Guy David, PhD pays attention to aspects of the health care system that are understudied, just emerging, or difficult to measure. His research on emergency medical services, home health care, primary care, specialty hospitals, and ambulatory surgery centers has yielded insights into how individuals, firms, and regulators interact across the continuum of care.
His research has shed new light on persistent questions in labor economics, industrial organization, and public finance. For instance, why do for-profit and nonprofit hospitals co-exist in the same markets, and do they act differently from one another? Do hospitals cross-subsidize unprofitable services with more profitable ones, and is that an efficient way of financing indigent care? Does physician ownership of surgery centers affect surgical practice? Does pharmaceutical advertising affects drug safety? What determines organizational forgetting in health care organizations? What are the determinants of disadoption of technology? And do longer shifts affect performance for EMTs?
Emerging phenomena and new organizational trends in health care delivery hold a special interest for Dr. David. He has explored the privatization of emergency medical services (EMS), and how local governments procure EMS. He has examined the underlying economic forces that contributed to specialization in hospital medicine and now influence where hospitalists work. He has analyzed whether recognition as a patient-centered medical home (PCMH) reduces emergency department visits, work for which he received the 2015 Health Services Research article-of-the-year award. He has extended that work to create new typologies of the PCMH model that are associated with clinical outcomes.
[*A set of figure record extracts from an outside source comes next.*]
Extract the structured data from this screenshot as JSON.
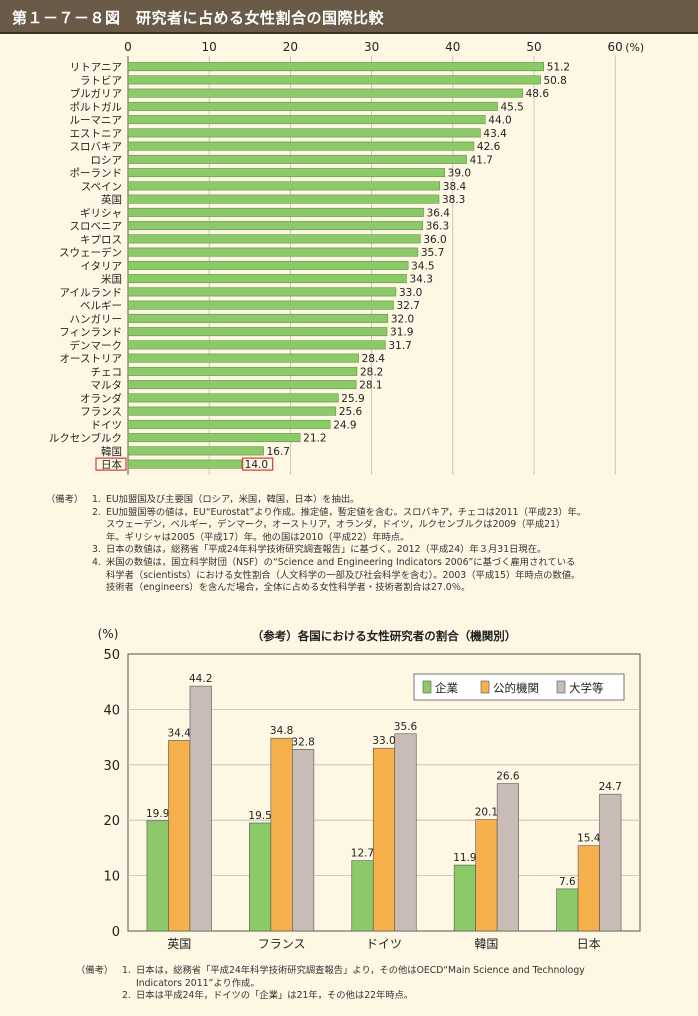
{
  "title": "第１－７－８図　研究者に占める女性割合の国際比較",
  "chart_data": [
    {
      "type": "bar",
      "orientation": "horizontal",
      "xlim": [
        0,
        60
      ],
      "ticks": [
        "0",
        "10",
        "20",
        "30",
        "40",
        "50",
        "60"
      ],
      "unit": "(%)",
      "grid": true,
      "highlight": "日本",
      "categories": [
        "リトアニア",
        "ラトビア",
        "ブルガリア",
        "ポルトガル",
        "ルーマニア",
        "エストニア",
        "スロバキア",
        "ロシア",
        "ポーランド",
        "スペイン",
        "英国",
        "ギリシャ",
        "スロベニア",
        "キプロス",
        "スウェーデン",
        "イタリア",
        "米国",
        "アイルランド",
        "ベルギー",
        "ハンガリー",
        "フィンランド",
        "デンマーク",
        "オーストリア",
        "チェコ",
        "マルタ",
        "オランダ",
        "フランス",
        "ドイツ",
        "ルクセンブルク",
        "韓国",
        "日本"
      ],
      "values": [
        51.2,
        50.8,
        48.6,
        45.5,
        44.0,
        43.4,
        42.6,
        41.7,
        39.0,
        38.4,
        38.3,
        36.4,
        36.3,
        36.0,
        35.7,
        34.5,
        34.3,
        33.0,
        32.7,
        32.0,
        31.9,
        31.7,
        28.4,
        28.2,
        28.1,
        25.9,
        25.6,
        24.9,
        21.2,
        16.7,
        14.0
      ],
      "labels": [
        "51.2",
        "50.8",
        "48.6",
        "45.5",
        "44.0",
        "43.4",
        "42.6",
        "41.7",
        "39.0",
        "38.4",
        "38.3",
        "36.4",
        "36.3",
        "36.0",
        "35.7",
        "34.5",
        "34.3",
        "33.0",
        "32.7",
        "32.0",
        "31.9",
        "31.7",
        "28.4",
        "28.2",
        "28.1",
        "25.9",
        "25.6",
        "24.9",
        "21.2",
        "16.7",
        "14.0"
      ],
      "colors": {
        "bar": "#8cc968",
        "bar_dark": "#4a8a2c",
        "highlight_box": "#d73a3a"
      }
    },
    {
      "type": "bar",
      "title": "（参考）各国における女性研究者の割合（機関別）",
      "ylabel": "(%)",
      "ylim": [
        0,
        50
      ],
      "ticks": [
        "0",
        "10",
        "20",
        "30",
        "40",
        "50"
      ],
      "categories": [
        "英国",
        "フランス",
        "ドイツ",
        "韓国",
        "日本"
      ],
      "series": [
        {
          "name": "企業",
          "values": [
            19.9,
            19.5,
            12.7,
            11.9,
            7.6
          ],
          "labels": [
            "19.9",
            "19.5",
            "12.7",
            "11.9",
            "7.6"
          ],
          "color": "#8cc968"
        },
        {
          "name": "公的機関",
          "values": [
            34.4,
            34.8,
            33.0,
            20.1,
            15.4
          ],
          "labels": [
            "34.4",
            "34.8",
            "33.0",
            "20.1",
            "15.4"
          ],
          "color": "#f5b04c"
        },
        {
          "name": "大学等",
          "values": [
            44.2,
            32.8,
            35.6,
            26.6,
            24.7
          ],
          "labels": [
            "44.2",
            "32.8",
            "35.6",
            "26.6",
            "24.7"
          ],
          "color": "#c9bcb6"
        }
      ],
      "legend_position": "top-right",
      "grid": true
    }
  ],
  "notes1": {
    "head": "（備考）",
    "items": [
      {
        "num": "1.",
        "lines": [
          "EU加盟国及び主要国（ロシア，米国，韓国，日本）を抽出。"
        ]
      },
      {
        "num": "2.",
        "lines": [
          "EU加盟国等の値は，EU“Eurostat”より作成。推定値，暫定値を含む。スロバキア，チェコは2011（平成23）年。",
          "スウェーデン，ベルギー，デンマーク，オーストリア，オランダ，ドイツ，ルクセンブルクは2009（平成21）",
          "年。ギリシャは2005（平成17）年。他の国は2010（平成22）年時点。"
        ]
      },
      {
        "num": "3.",
        "lines": [
          "日本の数値は，総務省「平成24年科学技術研究調査報告」に基づく。2012（平成24）年３月31日現在。"
        ]
      },
      {
        "num": "4.",
        "lines": [
          "米国の数値は，国立科学財団（NSF）の“Science and Engineering Indicators 2006”に基づく雇用されている",
          "科学者（scientists）における女性割合（人文科学の一部及び社会科学を含む）。2003（平成15）年時点の数値。",
          "技術者（engineers）を含んだ場合，全体に占める女性科学者・技術者割合は27.0％。"
        ]
      }
    ]
  },
  "notes2": {
    "head": "（備考）",
    "items": [
      {
        "num": "1.",
        "lines": [
          "日本は，総務省「平成24年科学技術研究調査報告」より，その他はOECD“Main Science and Technology",
          "Indicators 2011”より作成。"
        ]
      },
      {
        "num": "2.",
        "lines": [
          "日本は平成24年，ドイツの「企業」は21年，その他は22年時点。"
        ]
      }
    ]
  }
}
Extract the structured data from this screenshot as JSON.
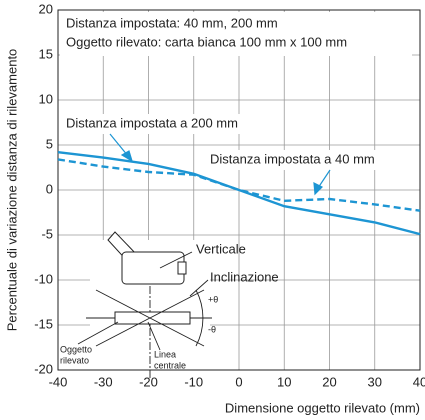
{
  "chart_data": {
    "type": "line",
    "x_label": "Dimensione oggetto rilevato (mm)",
    "y_label": "Percentuale di variazione distanza di rilevamento",
    "x": [
      -40,
      -30,
      -20,
      -10,
      0,
      10,
      20,
      30,
      40
    ],
    "series": [
      {
        "name": "Distanza impostata a 200 mm",
        "color": "#1d95d3",
        "dashed": false,
        "values": [
          4.2,
          3.6,
          2.9,
          1.8,
          0,
          -1.8,
          -2.7,
          -3.6,
          -4.9
        ]
      },
      {
        "name": "Distanza impostata a 40 mm",
        "color": "#1d95d3",
        "dashed": true,
        "values": [
          3.4,
          2.6,
          2.0,
          1.7,
          0,
          -1.2,
          -1.0,
          -1.6,
          -2.3
        ]
      }
    ],
    "xlim": [
      -40,
      40
    ],
    "ylim": [
      -20,
      20
    ],
    "xticks": [
      -40,
      -30,
      -20,
      -10,
      0,
      10,
      20,
      30,
      40
    ],
    "yticks": [
      -20,
      -15,
      -10,
      -5,
      0,
      5,
      10,
      15,
      20
    ],
    "grid": true,
    "info_box": [
      "Distanza impostata: 40 mm, 200 mm",
      "Oggetto rilevato: carta bianca 100 mm x 100 mm"
    ],
    "diagram_labels": {
      "vertical": "Verticale",
      "tilt": "Inclinazione",
      "plus_theta": "+θ",
      "minus_theta": "-θ",
      "object": [
        "Oggetto",
        "rilevato"
      ],
      "center_line": [
        "Linea",
        "centrale"
      ]
    }
  }
}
Upcoming work will evaluate recent regulation of nonprofits’ provision of uncompensated care, determine the impact of the stroke care regionalization policy on clinical and cost outcomes, measure the effect of home health nurse handoffs on re-hospitalizations, assess the effect of real time insurance claims analysis on population health, and explore the evolving trend toward retainer–based medicine.
Dr. David is a mentor and educator as well as a researcher. He directs the doctoral program in Health Care Management and Economics at Wharton, where he teaches undergraduate, MBA and PhD courses. He is Director of Education at Penn LDI, where he leads graduate and executive education programs, such as the new Physician Leadership Academy. He is a research associate at the National Bureau of Economic Research, an associate editor of the American Journal of Health Economics and co-editor-in-chief of the International Journal of Health Economics and Management. He received his BA and MA in Economics from Tel Aviv University, and his PhD in Business Economics from the University of Chicago.